Sur l'auteur / About the author

Quelques convictions personnelles

Some personal convictions

La confrontation avec la nature qui nous renvoie à notre condition animale, nous permet d’entrer en contact avec nous-même et partant de là, d’accepter l’altérité. J’ai foi dans cette expérience comme condition première à l’établissement d’un lien à la fois soutenable et performant avec nos pairs, à l’heure où la relation d’objet utilitariste s’impose pour la majorité comme une évidence dans notre monde capitaliste.

Ce monde envisage les relations humaines sous l’angle d’une compétition que la théorie darwiniste aurait par ailleurs confirmé. Pourtant, certains éthologues découvrent aujourd’hui la supériorité de la coopération sur la compétition.

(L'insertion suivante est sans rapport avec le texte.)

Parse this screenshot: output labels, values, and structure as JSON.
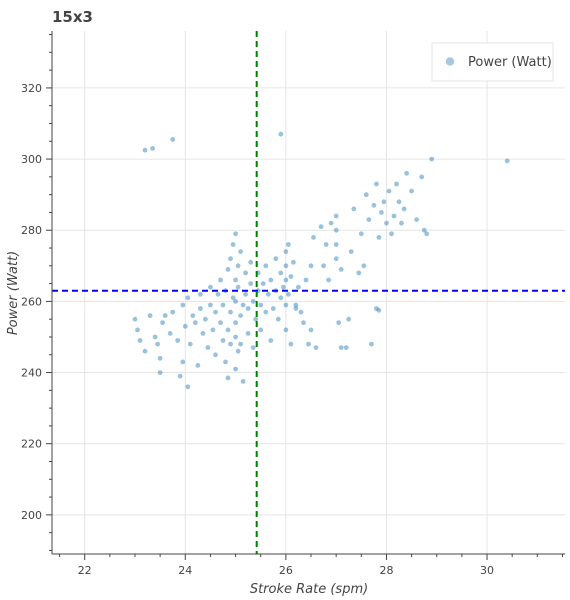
{
  "chart_data": {
    "type": "scatter",
    "title": "15x3",
    "xlabel": "Stroke Rate (spm)",
    "ylabel": "Power (Watt)",
    "xlim": [
      21.35,
      31.55
    ],
    "ylim": [
      189,
      336
    ],
    "xticks": [
      22,
      24,
      26,
      28,
      30
    ],
    "yticks": [
      200,
      220,
      240,
      260,
      280,
      300,
      320
    ],
    "grid": true,
    "legend": {
      "position": "top-right",
      "entries": [
        "Power (Watt)"
      ]
    },
    "colors": {
      "points": "#1f77b4",
      "hline": "#0000ff",
      "vline": "#008000",
      "grid": "#e5e5e5",
      "axis": "#444444"
    },
    "reference_lines": {
      "horizontal_y": 263,
      "vertical_x": 25.42
    },
    "series": [
      {
        "name": "Power (Watt)",
        "points": [
          [
            23.2,
            302.5
          ],
          [
            23.35,
            303
          ],
          [
            23.75,
            305.5
          ],
          [
            25.9,
            307
          ],
          [
            28.9,
            300
          ],
          [
            30.4,
            299.5
          ],
          [
            23.0,
            255
          ],
          [
            23.05,
            252
          ],
          [
            23.1,
            249
          ],
          [
            23.2,
            246
          ],
          [
            23.3,
            256
          ],
          [
            23.4,
            250
          ],
          [
            23.45,
            248
          ],
          [
            23.5,
            244
          ],
          [
            23.55,
            254
          ],
          [
            23.6,
            256
          ],
          [
            23.7,
            251
          ],
          [
            23.75,
            257
          ],
          [
            23.85,
            249
          ],
          [
            23.9,
            239
          ],
          [
            23.95,
            243
          ],
          [
            23.95,
            259
          ],
          [
            24.0,
            253
          ],
          [
            24.05,
            261
          ],
          [
            24.1,
            248
          ],
          [
            24.15,
            256
          ],
          [
            24.2,
            254
          ],
          [
            24.25,
            242
          ],
          [
            24.3,
            258
          ],
          [
            24.3,
            262
          ],
          [
            24.35,
            251
          ],
          [
            24.4,
            255
          ],
          [
            24.45,
            247
          ],
          [
            24.5,
            259
          ],
          [
            24.5,
            264
          ],
          [
            24.55,
            252
          ],
          [
            24.6,
            245
          ],
          [
            24.6,
            257
          ],
          [
            24.65,
            262
          ],
          [
            24.7,
            254
          ],
          [
            24.7,
            266
          ],
          [
            24.75,
            249
          ],
          [
            24.75,
            259
          ],
          [
            24.8,
            243
          ],
          [
            24.8,
            263
          ],
          [
            24.85,
            238.5
          ],
          [
            24.85,
            252
          ],
          [
            24.85,
            269
          ],
          [
            24.9,
            248
          ],
          [
            24.9,
            257
          ],
          [
            24.9,
            272
          ],
          [
            24.95,
            261
          ],
          [
            24.95,
            276
          ],
          [
            25.0,
            241
          ],
          [
            25.0,
            250
          ],
          [
            25.0,
            254
          ],
          [
            25.0,
            260
          ],
          [
            25.0,
            266
          ],
          [
            25.0,
            279
          ],
          [
            25.05,
            246
          ],
          [
            25.05,
            264
          ],
          [
            25.05,
            270
          ],
          [
            25.1,
            248
          ],
          [
            25.1,
            256
          ],
          [
            25.1,
            274
          ],
          [
            25.15,
            237.5
          ],
          [
            25.15,
            259
          ],
          [
            25.2,
            262
          ],
          [
            25.2,
            268
          ],
          [
            25.25,
            251
          ],
          [
            25.25,
            258
          ],
          [
            25.3,
            265
          ],
          [
            25.3,
            271
          ],
          [
            25.35,
            247
          ],
          [
            25.35,
            260
          ],
          [
            25.4,
            255
          ],
          [
            25.45,
            263
          ],
          [
            25.45,
            268
          ],
          [
            25.5,
            252
          ],
          [
            25.5,
            259
          ],
          [
            25.55,
            265
          ],
          [
            25.6,
            257
          ],
          [
            25.6,
            270
          ],
          [
            25.65,
            262
          ],
          [
            25.7,
            249
          ],
          [
            25.7,
            266
          ],
          [
            25.75,
            258
          ],
          [
            25.8,
            263
          ],
          [
            25.8,
            272
          ],
          [
            25.85,
            255
          ],
          [
            25.9,
            261
          ],
          [
            25.9,
            268
          ],
          [
            25.95,
            264
          ],
          [
            26.0,
            252
          ],
          [
            26.0,
            259
          ],
          [
            26.0,
            266
          ],
          [
            26.0,
            270
          ],
          [
            26.0,
            274
          ],
          [
            26.05,
            262
          ],
          [
            26.05,
            276
          ],
          [
            26.1,
            248
          ],
          [
            26.1,
            267
          ],
          [
            26.15,
            271
          ],
          [
            26.2,
            258
          ],
          [
            26.25,
            264
          ],
          [
            26.3,
            257
          ],
          [
            26.35,
            254
          ],
          [
            26.4,
            266
          ],
          [
            26.5,
            252
          ],
          [
            26.55,
            278
          ],
          [
            26.6,
            247
          ],
          [
            26.7,
            281
          ],
          [
            26.75,
            270
          ],
          [
            26.8,
            276
          ],
          [
            26.85,
            266
          ],
          [
            26.9,
            282
          ],
          [
            27.0,
            272
          ],
          [
            27.0,
            276
          ],
          [
            27.0,
            280
          ],
          [
            27.0,
            284
          ],
          [
            27.05,
            254
          ],
          [
            27.1,
            269
          ],
          [
            27.2,
            247
          ],
          [
            27.25,
            255
          ],
          [
            27.3,
            274
          ],
          [
            27.35,
            286
          ],
          [
            27.45,
            268
          ],
          [
            27.5,
            279
          ],
          [
            27.55,
            270
          ],
          [
            27.6,
            290
          ],
          [
            27.65,
            283
          ],
          [
            27.7,
            248
          ],
          [
            27.75,
            287
          ],
          [
            27.8,
            293
          ],
          [
            27.85,
            278
          ],
          [
            27.9,
            285
          ],
          [
            27.95,
            288
          ],
          [
            28.0,
            282
          ],
          [
            28.05,
            291
          ],
          [
            28.1,
            279
          ],
          [
            28.15,
            284
          ],
          [
            28.2,
            293
          ],
          [
            28.25,
            288
          ],
          [
            28.3,
            282
          ],
          [
            28.35,
            286
          ],
          [
            28.4,
            296
          ],
          [
            28.5,
            291
          ],
          [
            28.6,
            283
          ],
          [
            28.7,
            295
          ],
          [
            28.75,
            280
          ],
          [
            28.8,
            279
          ],
          [
            27.8,
            258
          ],
          [
            27.1,
            247
          ],
          [
            26.5,
            270
          ],
          [
            26.2,
            259
          ],
          [
            23.5,
            240
          ],
          [
            24.05,
            236
          ],
          [
            26.45,
            248
          ],
          [
            27.85,
            257.5
          ]
        ]
      }
    ]
  }
}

Gagné par cette idée nouvelle et animé par les valeurs humanistes, je situe la vente comme le management – qui m’occupent au quotidien – dans le registre d’une relation d’aide.

Féru de plein air, J’aime l’idée de la marche telle que l’évoque Bruce Chatwin dans son anatomie de l’Errance en reprenant une idée de Pascal.
Je cite : En devenant humain, l’homme avait acquis, en même temps que la station debout et la marche à grande enjambées, une « pulsion » ou un instinct migrateur qui le pousse à marcher sur de longues distances d’une saison à l’autre. Cette « pulsion » est indissociable de son système nerveux et lorsqu’elle est réprimée par les conditions de la sédentarité, elle trouve des échappatoires dans la violence, la cupidité, la recherche du statut social ou l’obsession de la nouveauté. Voici pourquoi tous les grands maîtres spirituels ont placé le pèlerinage au cœur de leur message..

L’espèce humaine serait effectivement prédéterminée pour parcourir de longues distances d’après certaines découvertes récentes que j’évoque dans la rubrique consacrée au trail. Plus prosaïquement, je trouve dans cette pratique le moyen de reprendre la main sur le temps qui nous est confisqué par le progrès technique. La cadence que notre pesanteur imprime à nos foulées, nous permet d’en marquer la mesure afin qu’il soit en harmonie avec notre nature animale profonde.

La musique est une autre manière d’échapper à la frénésie de notre époque soit disant moderne qui nous impose à tout instant de traiter l’information passée tout en nous projetant dans l’avenir. Pour recentrer le corps et l’esprit sur l’instant présent, la pratique d’un instrument donne à nos mains le pouvoir de contrôler l’écoulement du temps par la maîtrise du rythme et du tempo. Monomaniaque de la guitare classique que je pratique au quotidien, j’aime à m’abandonner à l’écoute d’un autre genre musical qui invite à la liberté : le jazz.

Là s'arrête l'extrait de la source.